Poderão dizer alguns, que o município é muito grande, que a manutenção dessa imensa infraestrutura demanda muito dinheiro. Sim, é verdade. Mas, por outro lado, essa mesma grandeza é a que gera divisas equivalentes, afinal, o PIB de nossa cidade é oriundo quase que em sua totalidade, do setor primário, ou seja, Dom Pedrito só aparece no mapa econômico brasileiro, graças ao campo, de onde saem alguns dos melhores produtos – grãos e carne de qualidade, referência para todo país.

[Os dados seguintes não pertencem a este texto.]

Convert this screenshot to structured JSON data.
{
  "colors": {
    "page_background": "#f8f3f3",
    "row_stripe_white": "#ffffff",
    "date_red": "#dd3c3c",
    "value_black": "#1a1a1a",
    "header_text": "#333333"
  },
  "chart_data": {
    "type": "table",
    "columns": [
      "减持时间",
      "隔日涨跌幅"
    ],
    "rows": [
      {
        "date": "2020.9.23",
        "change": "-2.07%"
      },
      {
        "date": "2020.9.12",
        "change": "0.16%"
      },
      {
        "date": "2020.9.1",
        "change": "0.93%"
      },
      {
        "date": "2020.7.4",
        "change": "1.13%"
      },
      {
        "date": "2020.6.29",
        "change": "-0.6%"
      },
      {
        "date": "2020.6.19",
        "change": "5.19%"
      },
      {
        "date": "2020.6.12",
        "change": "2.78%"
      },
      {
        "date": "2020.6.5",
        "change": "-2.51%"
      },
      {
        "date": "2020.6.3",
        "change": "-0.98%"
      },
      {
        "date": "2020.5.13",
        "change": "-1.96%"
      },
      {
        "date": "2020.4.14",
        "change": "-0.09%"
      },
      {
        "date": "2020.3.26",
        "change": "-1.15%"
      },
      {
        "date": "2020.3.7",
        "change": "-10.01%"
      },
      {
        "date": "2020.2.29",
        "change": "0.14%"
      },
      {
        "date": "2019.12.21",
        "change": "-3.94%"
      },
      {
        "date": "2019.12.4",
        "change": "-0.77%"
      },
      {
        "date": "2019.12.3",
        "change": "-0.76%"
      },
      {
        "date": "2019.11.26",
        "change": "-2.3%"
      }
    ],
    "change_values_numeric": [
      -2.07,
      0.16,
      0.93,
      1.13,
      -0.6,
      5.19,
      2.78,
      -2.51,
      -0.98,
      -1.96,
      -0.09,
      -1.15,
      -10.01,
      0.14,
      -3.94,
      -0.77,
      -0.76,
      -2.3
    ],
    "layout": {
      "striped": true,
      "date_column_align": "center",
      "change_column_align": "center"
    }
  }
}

Em se falando em motivos para comemorar, não podemos olvidar a quarta-feira da próxima semama – 30 de outubro, aniversário de Dom Pedrito. Quase um século e meio de história, de batalhas, literalmente falando, de colonização, de crescimento econômico, cultural e urbano. Talvez Pedro Ansuategui não imaginasse que daquela picada aberta nas matas do Rio Santa Maria, uma cidade se ergueria; talvez Bernardino Ângelo, quando indicou a transferência do povoado das margens do rio para o local onde hoje está a igreja matriz e arredores, não tivesse em mente que praticamente cento e cinquenta anos depois estaríamos a braços com problemas que ele enfrentou naquela remota época; talvez Padre Bastos, quando perambulava pelas ruas de chão batido do centro da cidade, não pensasse que depois de tantas décadas, Dom Pedrito continuasse, em termos de infraestrutura, muito quem para uma cidade de tal idade e número de habitantes.

Para quem ama sua terra, como a grande maioria dos pedritense, pesa ter que ver outras cidades do mesmo porte com ruas asfaltadas, semáforos, educação e saúde de qualidade e uma gama de serviços e produtos que poderiam existir aqui também.

Mas é inegável que não precisamos refletir se a balança dos prós e os contras indica que devamos comemorar ou não. Com uma política local fervilhando de interesses e acusações, a comunidade descrente desses representantes que olham mais para seus bolsos do que para seus representados, a grande maioria da comunidade pedritense, que permanece fixa na linha da pobreza, certamente não enxerga motivos para comemorar.

Depois de quase 150 anos de história, a sociedade pedritense permanece culturalmente e economicamente pobre, sem perspectivas de alcançar por meios próprios, a independência e dignidades que a faria se orgulhar de viver nessas terras.

O fim do ano se aproxima. O cidadão pedritense tem motivos para comemorar?